1900年代における洗濯のテーマは、「白く」であったが、2000年代に入り、白さよりも「ニオイまで落とす」が洗濯洗剤に求められる効果となった。消したいニオイとしては、汗臭、体臭、生乾き臭が筆頭に挙げられる。これらを解消するために、消費者は洗剤の選択、洗い方、干し方から衣料品の組成まで試行錯誤しながら洗濯をしている。
また、洗濯を取り巻く大きな環境変化として、女性の社会進出による家事の分担がある。20~30歳代では、夫の70%が洗濯をするという調査結果がある。

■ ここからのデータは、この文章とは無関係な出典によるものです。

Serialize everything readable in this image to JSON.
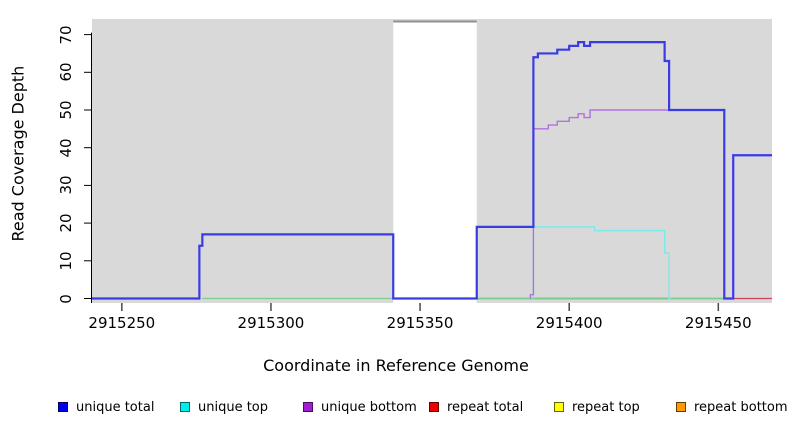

年代別では、年代が上がるほど家事をきっちりこなそうとする傾向があり、洗濯に関しても取扱い表示を確認する、組成を確認する等している。一方、年代が下がると、簡単・便利を好む傾向が強く、洗濯についても見た目で洗い方を判断する傾向が強いという。
衣料品を製造販売する立場として、消費者が実際にどのように洗濯しているかを知る貴重な講演であった。
講演後の質疑応答には、桐井氏とともに、氏にご同行されたファブリックケア事業グループ開発リーダーの村田大也氏にも技術面の詳しい説明をしていただいた。